S Kim, J Wang, X Xie, SE Whang
Yonsei University, Korea Advanced Institute of Science and Technology
arXiv, 8/2025 (2025)
Factuality Benchmark Reasoning QA

📝 Paper Summary

Time-Sensitive Question Answering (TSQA) Hallucination Detection Benchmarking
TDBench automates the creation of diverse time-sensitive QA pairs using temporal databases and SQL techniques to evaluate both answer accuracy and the validity of temporal reasoning in model explanations.
Core Problem
Existing Time-Sensitive Question Answering (TSQA) benchmarks rely on manual curation (costly, unscalable) or fixed templates (limited diversity), and often ignore whether the model's temporal reasoning explanation is actually correct.
Why it matters:
  • Facts evolve over time (e.g., presidents change), making static knowledge insufficient for reliability
  • LLMs frequently hallucinate explanations even when getting the final answer right, undermining trust
  • Current evaluation methods struggle to support application-specific data or complex multi-hop reasoning without heavy human labor
Concrete Example: A model correctly answers 'Carl XVI Gustaf' is the current monarch of Sweden but explains he has been monarch 'since 1974' (hallucinated date), which standard answer-only metrics fail to detect.
Key Novelty
Database-Driven TSQA Benchmark Construction
  • Uses Temporal Functional Dependencies (TFDs) to automatically identify facts that are uniquely determined by time (e.g., Country + Role → Name)

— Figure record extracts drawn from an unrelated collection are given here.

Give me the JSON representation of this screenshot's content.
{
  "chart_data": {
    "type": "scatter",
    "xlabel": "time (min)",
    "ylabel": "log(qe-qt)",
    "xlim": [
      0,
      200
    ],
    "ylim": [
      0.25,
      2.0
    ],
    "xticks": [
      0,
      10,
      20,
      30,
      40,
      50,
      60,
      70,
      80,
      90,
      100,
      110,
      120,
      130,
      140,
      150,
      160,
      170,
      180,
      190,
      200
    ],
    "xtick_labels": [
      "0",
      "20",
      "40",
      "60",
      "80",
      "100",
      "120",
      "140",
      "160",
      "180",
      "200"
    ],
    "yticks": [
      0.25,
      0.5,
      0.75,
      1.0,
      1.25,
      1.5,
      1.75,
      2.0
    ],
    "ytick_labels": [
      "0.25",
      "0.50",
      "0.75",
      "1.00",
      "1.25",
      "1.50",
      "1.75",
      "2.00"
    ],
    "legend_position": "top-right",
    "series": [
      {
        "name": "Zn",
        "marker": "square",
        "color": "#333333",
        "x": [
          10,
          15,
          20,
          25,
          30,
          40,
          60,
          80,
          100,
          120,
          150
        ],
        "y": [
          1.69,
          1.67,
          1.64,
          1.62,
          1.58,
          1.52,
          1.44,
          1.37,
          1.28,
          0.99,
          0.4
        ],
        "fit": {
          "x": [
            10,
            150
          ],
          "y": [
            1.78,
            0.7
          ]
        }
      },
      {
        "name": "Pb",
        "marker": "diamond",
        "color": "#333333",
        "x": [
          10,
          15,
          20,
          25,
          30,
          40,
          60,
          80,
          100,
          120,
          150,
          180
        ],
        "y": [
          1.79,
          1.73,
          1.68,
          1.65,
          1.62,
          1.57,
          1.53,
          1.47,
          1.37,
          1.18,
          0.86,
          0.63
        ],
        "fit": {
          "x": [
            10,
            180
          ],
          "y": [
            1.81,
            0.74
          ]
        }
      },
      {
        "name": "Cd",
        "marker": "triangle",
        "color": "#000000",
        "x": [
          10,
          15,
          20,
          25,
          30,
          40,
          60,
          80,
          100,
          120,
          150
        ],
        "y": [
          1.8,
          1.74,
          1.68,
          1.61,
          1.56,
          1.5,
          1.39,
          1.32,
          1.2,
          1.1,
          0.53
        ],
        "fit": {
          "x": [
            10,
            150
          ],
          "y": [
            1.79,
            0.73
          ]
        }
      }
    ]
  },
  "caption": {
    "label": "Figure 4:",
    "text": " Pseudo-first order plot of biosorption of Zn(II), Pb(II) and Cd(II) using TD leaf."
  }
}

  • Generates questions via temporal SQL queries covering 13 exhaustive temporal relations (e.g., 'meet', 'overlap', 'during') rather than hand-written templates
  • Evaluates 'Time Accuracy' by checking if the specific dates mentioned in the model's explanation satisfy the temporal constraints defined in the generated SQL
Architecture
Architecture Figure Figure 1
The three-step pipeline of TDBench: (1) Knowledge Selection using TFDs, (2) Query Generation creating Temporal SQL, and (3) QA Construction converting SQL to Natural Language.
Evaluation Highlights
  • Detected hallucinations in explanations for 21.7% of correctly answered questions on average across 8 LLMs
  • Achieved 91.1% agreement with human verification for the automated time accuracy metric
  • Identified that LLMs struggle significantly more with complex temporal relations like 'overlap' and 'meet' compared to simple ones like 'equal'
Breakthrough Assessment
8/10
Significantly advances TSQA by automating diverse question generation and introducing a reliable metric for verifying temporal reasoning, addressing a major blind spot in current answer-only evaluations.